Selain instrumen di atas, BI juga terus mendorong digitalisasi sistem pembayaran (seperti QRIS) untuk membuat transaksi lebih efisien dan memperluas inklusi keuangan, yang pada akhirnya turut menopang perputaran ekonomi.

Kolaborasi Adalah Kunci

Kebijakan fiskal dan moneter tidak bisa berjalan sendiri-sendiri. Keduanya harus dikoordinasikan dalam sebuah "orkestra" kebijakan ekonomi yang harmonis. Stimulus fiskal dari pemerintah tidak akan efektif jika suku bunga pinjaman masih terlalu tinggi. Sebaliknya, suku bunga rendah dari BI tidak akan banyak membantu jika daya beli masyarakat anjlok dan tidak ada kepercayaan untuk berinvestasi.

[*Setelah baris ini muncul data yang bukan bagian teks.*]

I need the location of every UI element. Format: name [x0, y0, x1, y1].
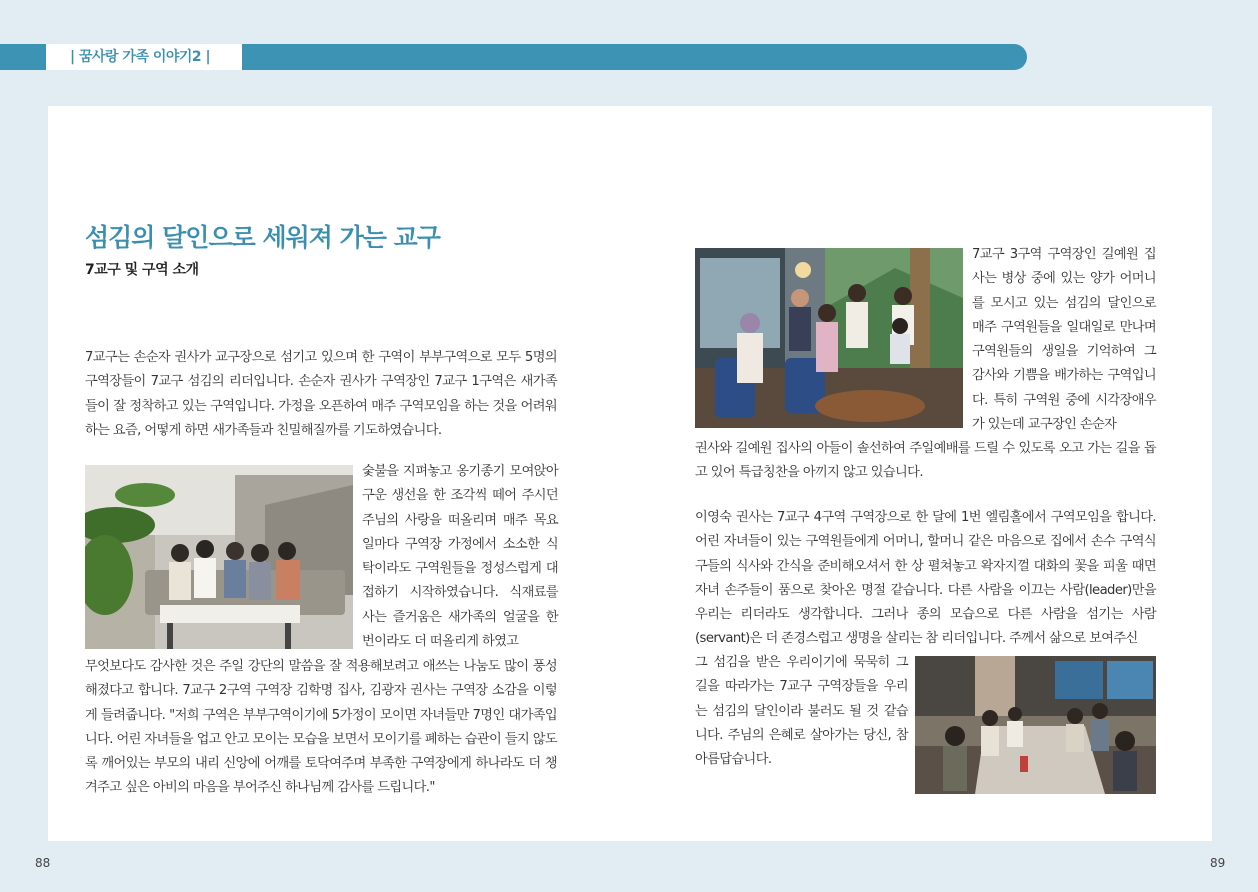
right-paragraph-3-side: 그 섬김을 받은 우리이기에 묵묵히 그 길을 따라가는 7교구 구역장들을 우리는 섬김의 달인이라 불러도 될 것 같습니다. 주님의 은혜로 살아가는 당신, 참 아름답습니다.: [695, 655, 908, 768]
group-photo-1: [85, 465, 353, 649]
section-label: | 꿈사랑 가족 이야기2 |: [46, 44, 242, 70]
right-paragraph-1-side: 7교구 3구역 구역장인 길예원 집사는 병상 중에 있는 양가 어머니를 모시고 있는 섬김의 달인으로 매주 구역원들을 일대일로 만나며 구역원들의 생일을 기억하여 그 감사와 기쁨을 배가하는 구역입니다. 특히 구역원 중에 시각장애우가 있는데 교구장인 손순자: [972, 247, 1156, 433]
left-paragraph-1: 7교구는 손순자 권사가 교구장으로 섬기고 있으며 한 구역이 부부구역으로 모두 5명의 구역장들이 7교구 섬김의 리더입니다. 손순자 권사가 구역장인 7교구 1구역은 새가족들이 잘 정착하고 있는 구역입니다. 가정을 오픈하여 매주 구역모임을 하는 것을 어려워하는 요즘, 어떻게 하면 새가족들과 친밀해질까를 기도하였습니다.: [85, 350, 557, 438]
left-paragraph-2-full: 무엇보다도 감사한 것은 주일 강단의 말씀을 잘 적용해보려고 애쓰는 나눔도 많이 풍성해졌다고 합니다. 7교구 2구역 구역장 김학명 집사, 김광자 권사는 구역장 소감을 이렇게 들려줍니다. "저희 구역은 부부구역이기에 5가정이 모이면 자녀들만 7명인 대가족입니다. 어린 자녀들을 업고 안고 모이는 모습을 보면서 모이기를 폐하는 습관이 들지 않도록 깨어있는 부모의 내리 신앙에 어깨를 토닥여주며 부족한 구역장에게 하나라도 더 챙겨주고 싶은 아비의 마음을 부어주신 하나님께 감사를 드립니다.": [85, 659, 557, 796]
right-paragraph-2: 이영숙 권사는 7교구 4구역 구역장으로 한 달에 1번 엘림홀에서 구역모임을 합니다. 어린 자녀들이 있는 구역원들에게 어머니, 할머니 같은 마음으로 집에서 손수 구역식구들의 식사와 간식을 준비해오셔서 한 상 펼쳐놓고 왁자지껄 대화의 꽃을 피울 때면 자녀 손주들이 품으로 찾아온 명절 같습니다. 다른 사람을 이끄는 사람(leader)만을 우리는 리더라도 생각합니다. 그러나 종의 모습으로 다른 사람을 섬기는 사람(servant)은 더 존경스럽고 생명을 살리는 참 리더입니다. 주께서 삶으로 보여주신: [695, 510, 1156, 647]
right-paragraph-1-full: 권사와 길예원 집사의 아들이 솔선하여 주일예배를 드릴 수 있도록 오고 가는 길을 돕고 있어 특급칭찬을 아끼지 않고 있습니다.: [695, 441, 1156, 481]
group-photo-2: [695, 248, 963, 428]
article-title: 섬김의 달인으로 세워져 가는 교구: [85, 223, 440, 252]
article-subtitle: 7교구 및 구역 소개: [85, 262, 199, 278]
group-photo-3: [915, 656, 1156, 794]
left-paragraph-2-side: 숯불을 지펴놓고 옹기종기 모여앉아 구운 생선을 한 조각씩 떼어 주시던 주님의 사랑을 떠올리며 매주 목요일마다 구역장 가정에서 소소한 식탁이라도 구역원들을 정성스럽게 대접하기 시작하였습니다. 식재료를 사는 즐거움은 새가족의 얼굴을 한 번이라도 더 떠올리게 하였고: [362, 464, 558, 650]
page-number-left: 88: [35, 856, 51, 870]
page-number-right: 89: [1210, 856, 1226, 870]
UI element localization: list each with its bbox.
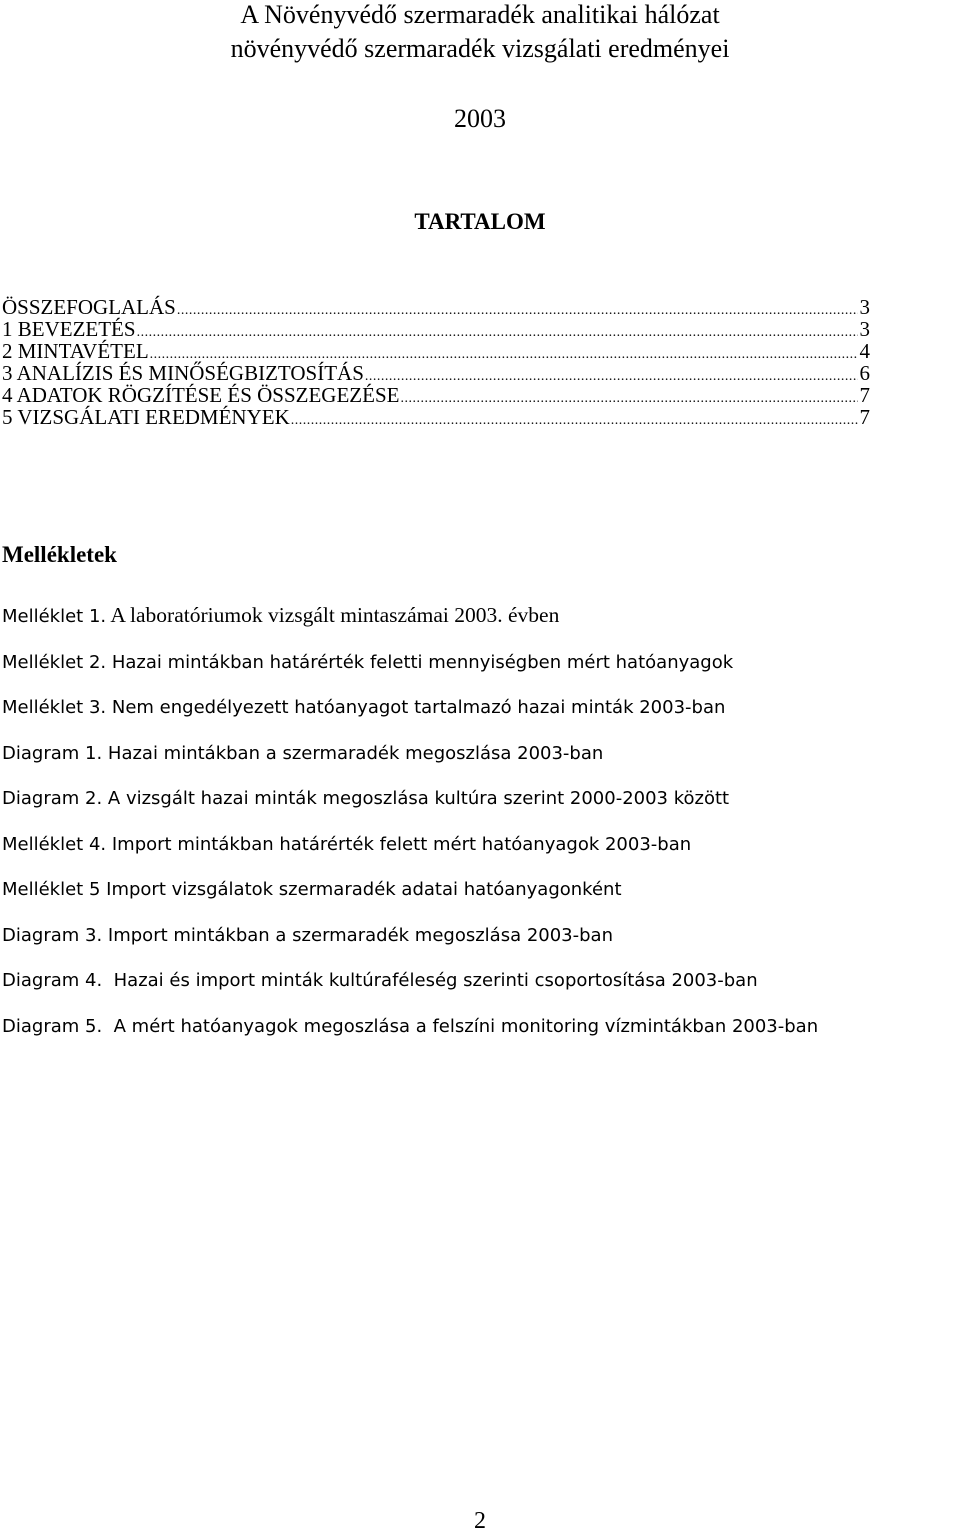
annex-item [2,648,960,694]
toc-entry[interactable] [2,296,870,318]
toc-entry-page: 4 [859,339,870,363]
document-year: 2003 [454,104,506,133]
toc-entry-title: 3 ANALÍZIS ÉS MINŐSÉGBIZTOSÍTÁS [2,361,364,385]
annex-label: Diagram 5. [2,1015,103,1037]
annex-label: Diagram 1. [2,742,103,764]
document-title-line-1: A Növényvédő szermaradék analitikai hálózat [240,0,720,29]
annex-text: Nem engedélyezett hatóanyagot tartalmazó hazai minták 2003-ban [106,697,726,718]
toc-entry-title: 2 MINTAVÉTEL [2,339,149,363]
annex-item [2,966,960,1012]
annex-item [2,784,960,830]
toc-leader-dots [291,410,858,432]
toc-leader-dots [400,388,857,410]
document-title-line-2: növényvédő szermaradék vizsgálati eredményei [230,34,730,63]
toc-entry-title: 1 BEVEZETÉS [2,317,136,341]
toc-entry-page: 7 [859,383,870,407]
annex-text: Hazai mintákban a szermaradék megoszlása 2003-ban [102,742,604,764]
annex-label: Melléklet 3. [2,697,107,718]
annex-text: A mért hatóanyagok megoszlása a felszíni monitoring vízmintákban 2003-ban [102,1015,819,1037]
annex-text: Hazai és import minták kultúraféleség szerinti csoportosítása 2003-ban [102,970,758,991]
page-number: 2 [474,1508,486,1534]
toc-leader-dots [137,322,858,344]
annex-text: Import mintákban határérték felett mért hatóanyagok 2003-ban [106,833,692,855]
toc-leader-dots [365,366,858,388]
toc-entry[interactable] [2,384,870,406]
annex-item [2,875,960,921]
toc-entry-page: 6 [859,361,870,385]
toc-entry-page: 3 [859,295,870,319]
toc-entry-title: 4 ADATOK RÖGZÍTÉSE ÉS ÖSSZEGEZÉSE [2,383,400,407]
annex-item [2,739,960,785]
annex-item [2,830,960,876]
annex-text: Hazai mintákban határérték feletti mennyiségben mért hatóanyagok [106,651,734,673]
toc-heading: TARTALOM [414,209,546,234]
annex-label: Diagram 3. [2,924,103,946]
annex-label: Diagram 2. [2,788,103,809]
annex-item [2,693,960,739]
annex-label: Melléklet 1. [2,606,107,627]
annex-label: Melléklet 2. [2,651,107,673]
toc-entry[interactable] [2,406,870,428]
annex-item [2,1012,960,1058]
annex-text: Import mintákban a szermaradék megoszlása 2003-ban [102,924,613,946]
toc-entry[interactable] [2,362,870,384]
toc-entry-title: ÖSSZEFOGLALÁS [2,295,176,319]
annex-item [2,921,960,967]
toc-entry-title: 5 VIZSGÁLATI EREDMÉNYEK [2,405,290,429]
annex-label: Melléklet 4. [2,833,107,855]
annex-text: Import vizsgálatok szermaradék adatai hatóanyagonként [100,879,622,900]
annex-label: Diagram 4. [2,970,103,991]
annex-item [2,602,960,648]
toc-entry[interactable] [2,340,870,362]
table-of-contents [2,296,870,428]
annex-text: A vizsgált hazai minták megoszlása kultúra szerint 2000-2003 között [102,788,730,809]
annex-text: A laboratóriumok vizsgált mintaszámai 2003. évben [106,603,560,627]
toc-leader-dots [177,300,858,322]
annex-list [2,602,960,1057]
annex-heading: Mellékletek [2,542,117,567]
annex-label: Melléklet 5 [2,879,101,900]
toc-entry-page: 3 [859,317,870,341]
toc-entry-page: 7 [859,405,870,429]
toc-entry[interactable] [2,318,870,340]
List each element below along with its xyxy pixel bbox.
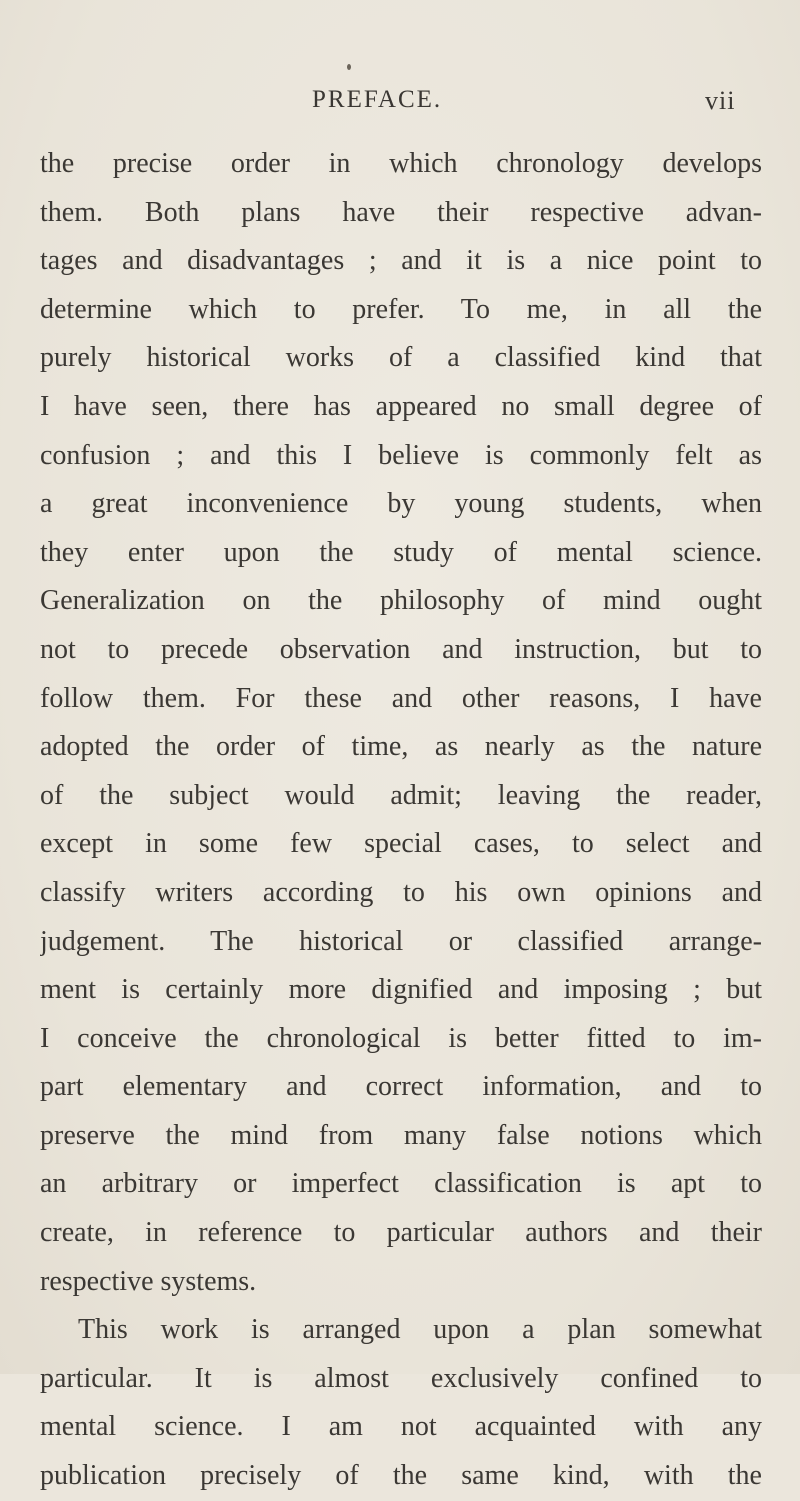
page-number: vii (705, 86, 736, 115)
text-line: tages and disadvantages ; and it is a nice point to (40, 245, 762, 277)
text-line: judgement. The historical or classified arrange- (40, 925, 762, 957)
text-line: not to precede observation and instruction, but to (40, 633, 762, 665)
text-line: create, in reference to particular authors and their (40, 1217, 762, 1249)
text-line: preserve the mind from many false notions which (40, 1119, 762, 1151)
text-line: them. Both plans have their respective advan- (40, 196, 762, 228)
text-line: ment is certainly more dignified and imposing ; but (40, 974, 762, 1006)
text-line: purely historical works of a classified kind that (40, 342, 762, 374)
page-header (0, 86, 800, 126)
text-line: determine which to prefer. To me, in all the (40, 293, 762, 325)
text-line: a great inconvenience by young students, when (40, 488, 762, 520)
print-speck (347, 64, 351, 70)
text-line: This work is arranged upon a plan somewhat (78, 1314, 762, 1346)
text-line: mental science. I am not acquainted with any (40, 1411, 762, 1443)
text-line: follow them. For these and other reasons, I have (40, 682, 762, 714)
text-line: adopted the order of time, as nearly as the nature (40, 731, 762, 763)
running-title: PREFACE. (312, 86, 443, 113)
text-line: except in some few special cases, to select and (40, 828, 762, 860)
text-line: an arbitrary or imperfect classification is apt to (40, 1168, 762, 1200)
text-line: I have seen, there has appeared no small degree of (40, 390, 762, 422)
text-line: they enter upon the study of mental science. (40, 536, 762, 568)
text-line: particular. It is almost exclusively confined to (40, 1362, 762, 1394)
text-line: of the subject would admit; leaving the reader, (40, 779, 762, 811)
text-line: Generalization on the philosophy of mind ought (40, 585, 762, 617)
text-line: classify writers according to his own opinions and (40, 876, 762, 908)
text-line: respective systems. (40, 1265, 257, 1297)
text-line: the precise order in which chronology develops (40, 148, 762, 179)
text-line: I conceive the chronological is better fitted to im- (40, 1022, 762, 1054)
text-line: confusion ; and this I believe is commonly felt as (40, 439, 762, 471)
text-line: part elementary and correct information, and to (40, 1071, 762, 1103)
text-line: publication precisely of the same kind, with the (40, 1460, 762, 1492)
body-text (40, 140, 762, 1501)
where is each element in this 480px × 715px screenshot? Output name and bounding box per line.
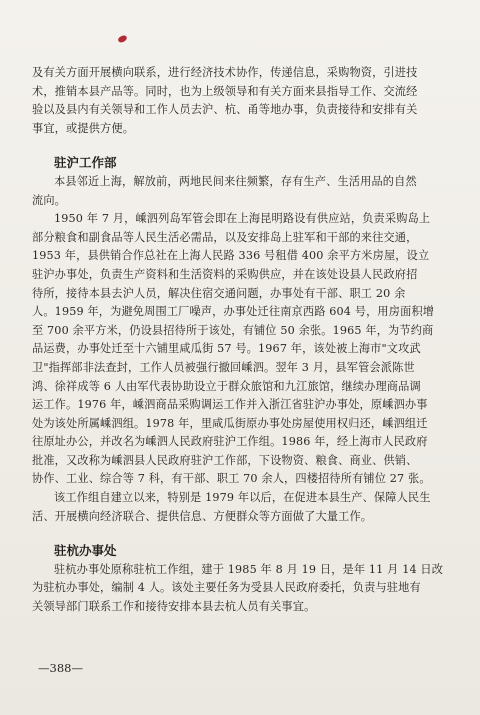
text-line: 卫"指挥部非法查封，工作人员被强行撤回嵊泗。翌年 3 月，县军管会派陈世 (32, 360, 415, 374)
text-line: 协作、工业、综合等 7 科，有干部、职工 70 余人，四楼招待所有铺位 27 张。 (32, 472, 431, 486)
text-line: 本县邻近上海，解放前，两地民间来往频繁，存有生产、生活用品的自然 (54, 174, 417, 188)
text-line: 往原址办公，并改名为嵊泗人民政府驻沪工作组。1986 年，经上海市人民政府 (32, 435, 428, 449)
text-line: 1953 年，县供销合作总社在上海人民路 336 号租借 400 余平方米房屋，设立 (32, 249, 430, 263)
text-line: 处为该处所属嵊泗组。1978 年，里咸瓜街原办事处房屋使用权归还，嵊泗组迁 (32, 416, 428, 430)
text-line: 部分粮食和副食品等人民生活必需品，以及安排岛上驻军和干部的来往交通， (32, 230, 418, 244)
text-line: 驻杭办事处原称驻杭工作组，建于 1985 年 8 月 19 日，是年 11 月 14 日改 (54, 562, 444, 576)
text-line: 驻沪办事处，负责生产资料和生活资料的采购供应，并在该处设县人民政府招 (32, 267, 418, 281)
text-line: 运工作。1976 年，嵊泗商品采购调运工作并入浙江省驻沪办事处，原嵊泗办事 (32, 398, 428, 412)
page-body (32, 64, 446, 617)
page-number: —388— (38, 661, 83, 675)
text-line: 该工作组自建立以来，特别是 1979 年以后，在促进本县生产、保障人民生 (54, 491, 431, 505)
paragraph (32, 489, 446, 526)
text-line: 活、开展横向经济联合、提供信息、方便群众等方面做了大量工作。 (32, 509, 373, 523)
lead-paragraph (32, 64, 446, 138)
section-hangzhou-office (32, 542, 446, 616)
text-line: 及有关方面开展横向联系，进行经济技术协作，传递信息，采购物资，引进技 (32, 66, 418, 79)
text-line: 批准，又改称为嵊泗县人民政府驻沪工作部，下设物资、粮食、商业、供销、 (32, 453, 418, 467)
red-ink-mark (117, 35, 128, 44)
text-line: 验以及县内有关领导和工作人员去沪、杭、甬等地办事，负责接待和安排有关 (32, 103, 418, 117)
text-line: 品运费，办事处迁至十六铺里咸瓜街 57 号。1967 年，该处被上海市"文攻武 (32, 342, 421, 356)
text-line: 关领导部门联系工作和接待安排本县去杭人员有关事宜。 (32, 600, 316, 614)
text-line: 术，推销本县产品等。同时，也为上级领导和有关方面来县指导工作、交流经 (32, 84, 418, 98)
paragraph (32, 173, 446, 210)
text-line: 待所，接待本县去沪人员，解决住宿交通问题，办事处有干部、职工 20 余 (32, 286, 406, 300)
text-line: 至 700 余平方米，仍设县招待所于该处，有铺位 50 余张。1965 年，为节约商 (32, 323, 434, 337)
text-line: 事宜，或提供方便。 (32, 121, 135, 135)
section-heading: 驻沪工作部 (54, 155, 117, 171)
text-line: 流向。 (32, 193, 67, 207)
section-heading: 驻杭办事处 (54, 543, 117, 559)
paragraph (32, 210, 446, 489)
text-line: 鸿、徐祥成等 6 人由军代表协助设立于群众旅馆和九江旅馆，继续办理商品调 (32, 379, 421, 393)
paragraph (32, 561, 446, 617)
text-line: 为驻杭办事处，编制 4 人。该处主要任务为受县人民政府委托，负责与驻地有 (32, 581, 421, 595)
text-line: 1950 年 7 月，嵊泗列岛军管会即在上海昆明路设有供应站，负责采购岛上 (54, 212, 431, 226)
text-line: 人。1959 年，为避免周围工厂噪声，办事处迁往南京西路 604 号，用房面积增 (32, 305, 435, 319)
section-shanghai-office (32, 154, 446, 526)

Oleh karena itu, koordinasi yang erat antara Pemerintah (melalui Kementerian Keuangan) dan Bank Indonesia adalah kunci mutlak untuk melewati ancaman resesi global. Dengan menggabungkan belanja pemerintah yang tepat sasaran, insentif pajak yang cerdas, bantuan sosial yang efektif, serta kebijakan suku bunga dan likuiditas yang akomodatif, Indonesia memiliki peluang lebih besar untuk menjaga ketahanan ekonominya dan melindungi kesejahteraan warganya dari dampak terburuk badai ekonomi global.